On the basis of this, it might be tempting to write off the results of sociological investigations as unscientific. Indeed, if results can only be replicated by one singular person, then that would be quite a blow. However, this state of things is not a deviation from the scientific method, but an application of it. The fact that the methodology includes lengthy, and at times downright anthropological, aspects does not take away from their methodological necessity. It is simply an admission that humans are as humans do, and that if you want to play along you also have to play nice. Play being a function of time spent together. There is a sociological method; the fact that it sometimes takes an extended period of time and a counterintuitive amount of effort to go through the steps of said method does not make it less methodical. We could make a parallel to the investment costs of particle accelerators; the fact that you or I will never be able to build one for purposes of replication does not negate the value of those already in existence.
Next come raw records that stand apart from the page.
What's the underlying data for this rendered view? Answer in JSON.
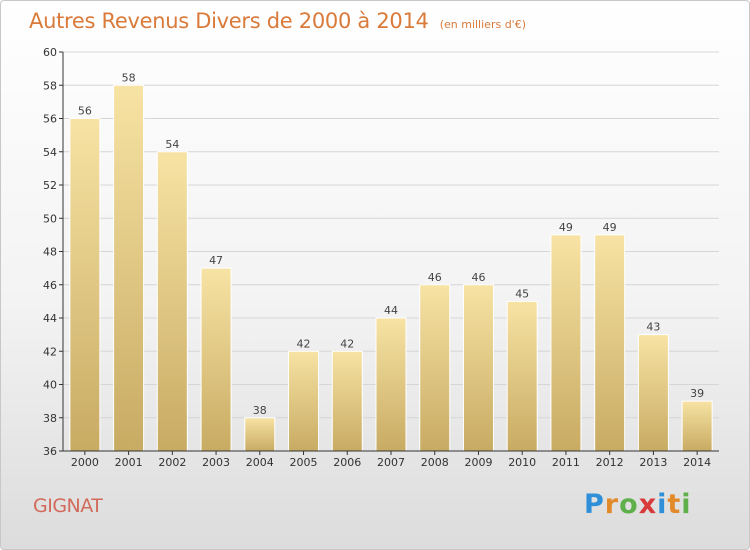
{
  "title": "Autres Revenus Divers de 2000 à 2014",
  "subtitle": "(en milliers d'€)",
  "commune": "GIGNAT",
  "logo": {
    "letters": [
      "P",
      "r",
      "o",
      "x",
      "i",
      "t",
      "i"
    ],
    "colors": [
      "#2f8fd8",
      "#e28a2a",
      "#5fb04a",
      "#d83a3a",
      "#2f8fd8",
      "#e28a2a",
      "#5fb04a"
    ]
  },
  "colors": {
    "title": "#d97a3a",
    "bar_light": "#f7e3a4",
    "bar_dark": "#c8ab63",
    "grid": "#d6d6d6",
    "axis": "#333333"
  },
  "chart_data": {
    "type": "bar",
    "categories": [
      "2000",
      "2001",
      "2002",
      "2003",
      "2004",
      "2005",
      "2006",
      "2007",
      "2008",
      "2009",
      "2010",
      "2011",
      "2012",
      "2013",
      "2014"
    ],
    "values": [
      56,
      58,
      54,
      47,
      38,
      42,
      42,
      44,
      46,
      46,
      45,
      49,
      49,
      43,
      39
    ],
    "ylim": [
      36,
      60
    ],
    "yticks": [
      36,
      38,
      40,
      42,
      44,
      46,
      48,
      50,
      52,
      54,
      56,
      58,
      60
    ],
    "grid": true,
    "data_labels": true
  }
}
The alternative to accepting the social sciences would be to delegate human activity to an unknowable black box, whose inside mechanisms are utterly inscrutable and beyond the reach of scientific investigation. Which, to be sure, would make the lives of university administrators that much easier when the perennial round of budget cutbacks comes around. But it would also limit the project of extending human knowledge to a very narrow range of topics. We know, through the application of our powers of reason and intellect, that nothing changes when a goal is scored in a big match. The ball passed an arbitrary line, and that’s it. We also know that the massive cheering and displays of emotion that result from this very same goal is a very real thing indeed, and that it can be studied as an object in the world. There is a method to it, and at some points of your investigation you might have to drink a celebratory – or commiseratory – pint at the bar, but thus are the rules of entry.